Cheese and horseradish

I have been thinking of soft, spreadable cheese lately. Not the nacho kind – the type I’m using to having on holidays and other special occasions. So I went looking while at the grocery and found a small tub of cheddar and horseradish for $3.99 and I could imagine on my tongue and forgot about the price and put it in my cart. Then I came home and ate it. Not all of it, but a lot. It was so good – almost a transcendental experience. Then I got stomach cramps. It was worth it. In fact, I’ll probably do it again tomorrow. The really cool thing is that when Der Bingle is not here, I am the only one who will eat anything with horseradish in it.

Spiders

I bought spiders today – electric light ones – that were on sale; I was in CVS getting Mother’s prescription when I saw them and thought, “Aha! Grover would like me to put these up to give Summer the creeps.” So, I bought them and then I went up to Scott with the medicine and on the way back pulled over at the little Sidener Cemetery to see if Catherine Fowler had been buried there in 1851. Yes, she had and there was a broken off Fowler stone leaning against hers – but it was so worn away I could not read all the information.
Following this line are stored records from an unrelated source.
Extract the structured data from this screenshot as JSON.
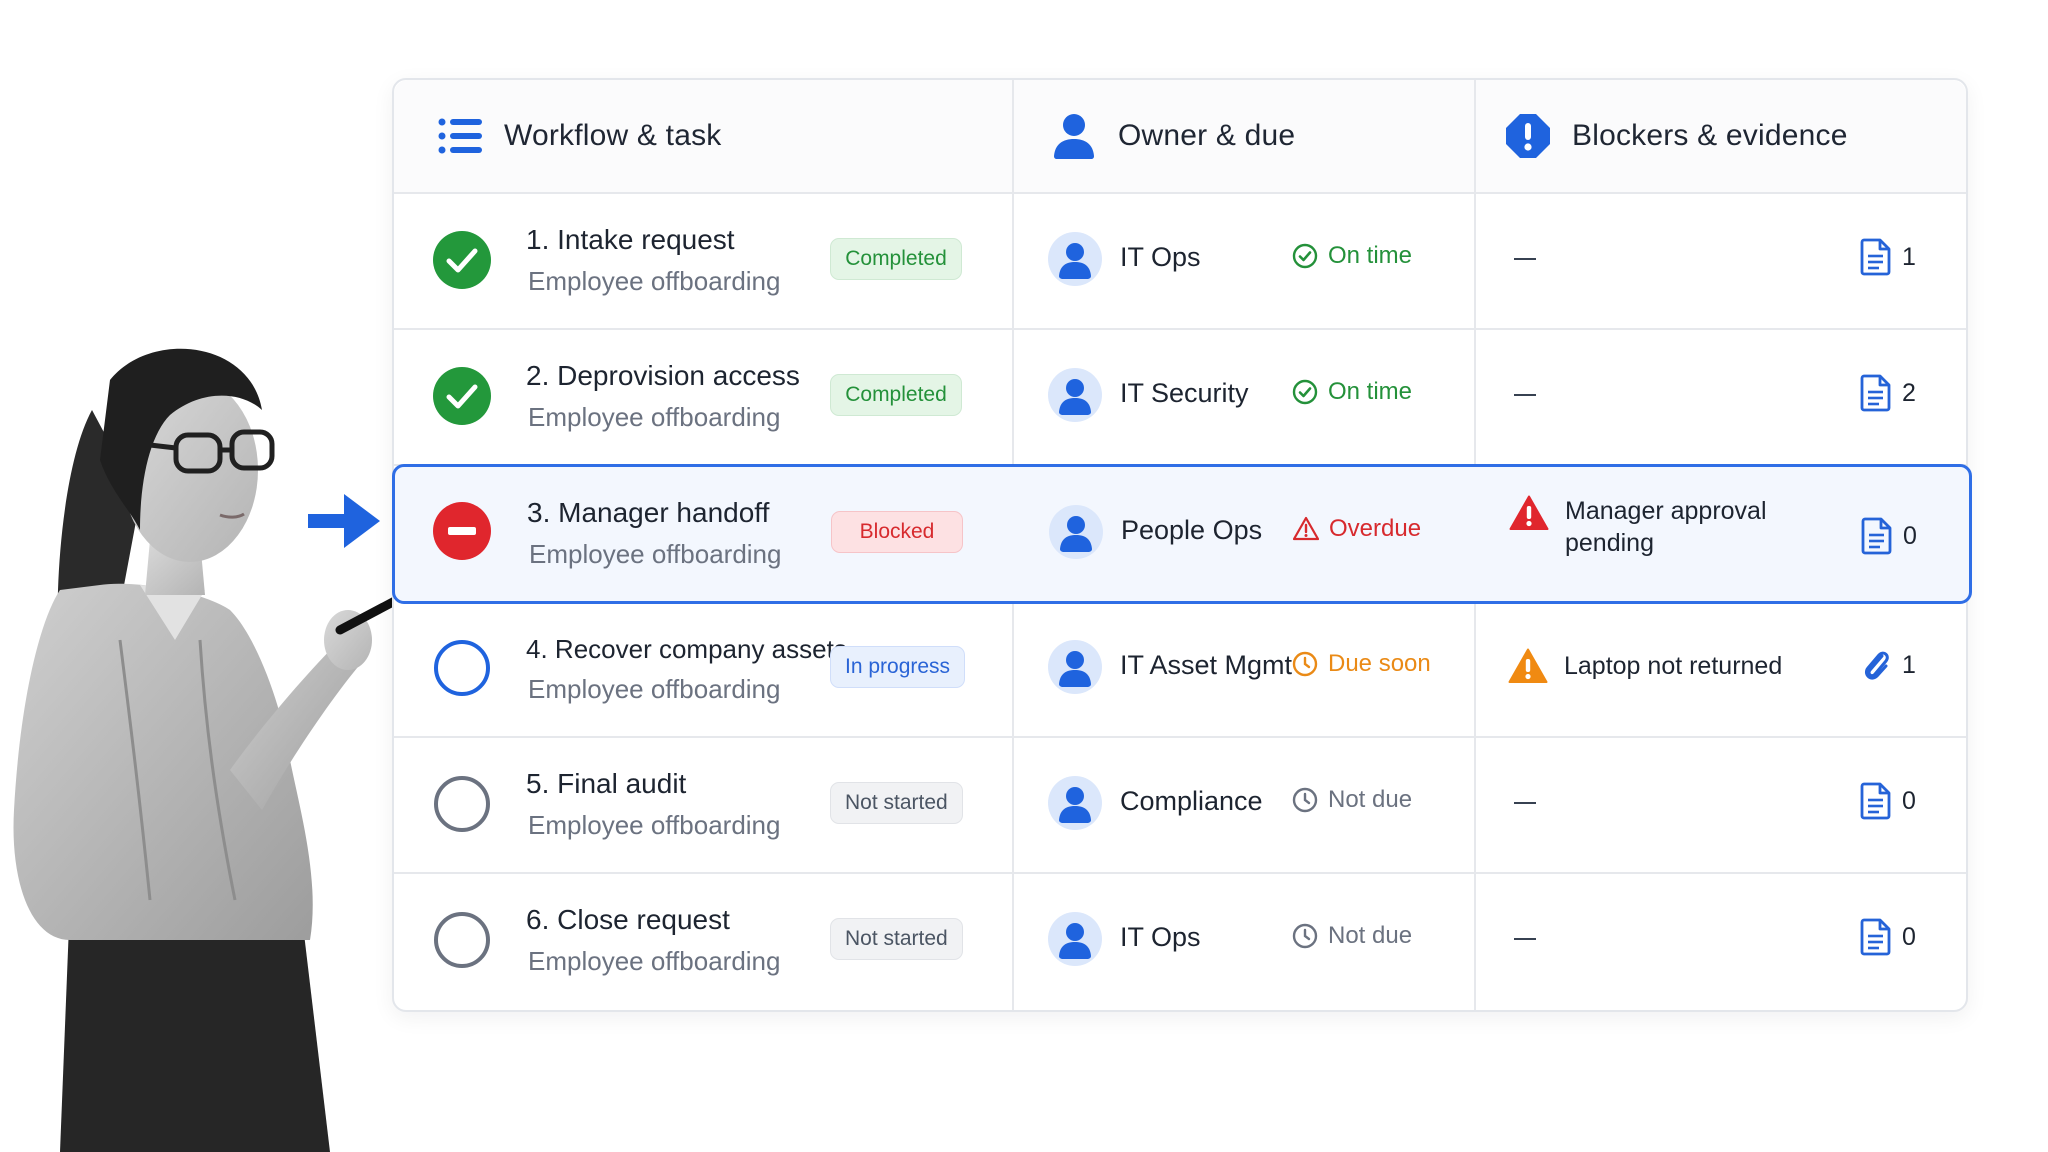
{
  "columns": {
    "task": "Workflow & task",
    "owner": "Owner & due",
    "blockers": "Blockers & evidence"
  },
  "rows": [
    {
      "number": "1.",
      "title": "Intake request",
      "subtitle": "Employee offboarding",
      "status": "Completed",
      "owner": "IT Ops",
      "due": "On time",
      "blocker": "—",
      "evidence": "1"
    },
    {
      "number": "2.",
      "title": "Deprovision access",
      "subtitle": "Employee offboarding",
      "status": "Completed",
      "owner": "IT Security",
      "due": "On time",
      "blocker": "—",
      "evidence": "2"
    },
    {
      "number": "3.",
      "title": "Manager handoff",
      "subtitle": "Employee offboarding",
      "status": "Blocked",
      "owner": "People Ops",
      "due": "Overdue",
      "blocker": "Manager approval pending",
      "evidence": "0"
    },
    {
      "number": "4.",
      "title": "Recover company assets",
      "subtitle": "Employee offboarding",
      "status": "In progress",
      "owner": "IT Asset Mgmt",
      "due": "Due soon",
      "blocker": "Laptop not returned",
      "evidence": "1"
    },
    {
      "number": "5.",
      "title": "Final audit",
      "subtitle": "Employee offboarding",
      "status": "Not started",
      "owner": "Compliance",
      "due": "Not due",
      "blocker": "—",
      "evidence": "0"
    },
    {
      "number": "6.",
      "title": "Close request",
      "subtitle": "Employee offboarding",
      "status": "Not started",
      "owner": "IT Ops",
      "due": "Not due",
      "blocker": "—",
      "evidence": "0"
    }
  ],
  "colors": {
    "accent": "#2f6ee6",
    "success": "#24913a",
    "danger": "#d72a2e",
    "warning": "#ea8a16",
    "muted": "#6b7280"
  },
  "icons": {
    "header_task": "list-icon",
    "header_owner": "person-icon",
    "header_blockers": "alert-octagon-icon",
    "evidence_doc": "document-icon",
    "evidence_attachment": "paperclip-icon"
  }
}
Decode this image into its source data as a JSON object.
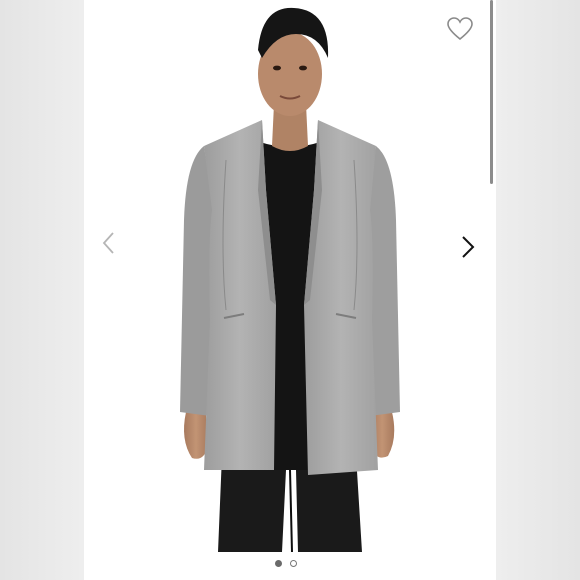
{
  "product_image": {
    "alt": "",
    "active_index": 0,
    "total_images": 2
  },
  "icons": {
    "favorite": "heart-outline-icon",
    "previous": "chevron-left-icon",
    "next": "chevron-right-icon"
  },
  "colors": {
    "blazer": "#a8a8a8",
    "top": "#141414",
    "pants": "#1a1a1a",
    "skin": "#b98a6c",
    "hair": "#151515",
    "background": "#ffffff"
  }
}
There was a lot of open space in those first five or so rows of white soapstone headstones. I suspect a good many are gone.

I just realized I went from Halloween spiders to dead people – that connection was not my point; my point is the excursion into the chilly wind of the cemetery compounded my fatigue from yesterday’s Apple Festival and I went home and snacked and napped. No spiders were hung. That sounds as if I am stating a disclaimer: No spiders were harmed in this production. The truth is the production got postponed and when I’m climbing around on a ladder tomorrow, some spiders might be whacked against the ladder or ceiling or even dropped. Then again they could tangle me up in the web of wires and I will splat myself off the ladder.

ooooooooooh . . . AmeliaJake vs. Eight-legged Freaks.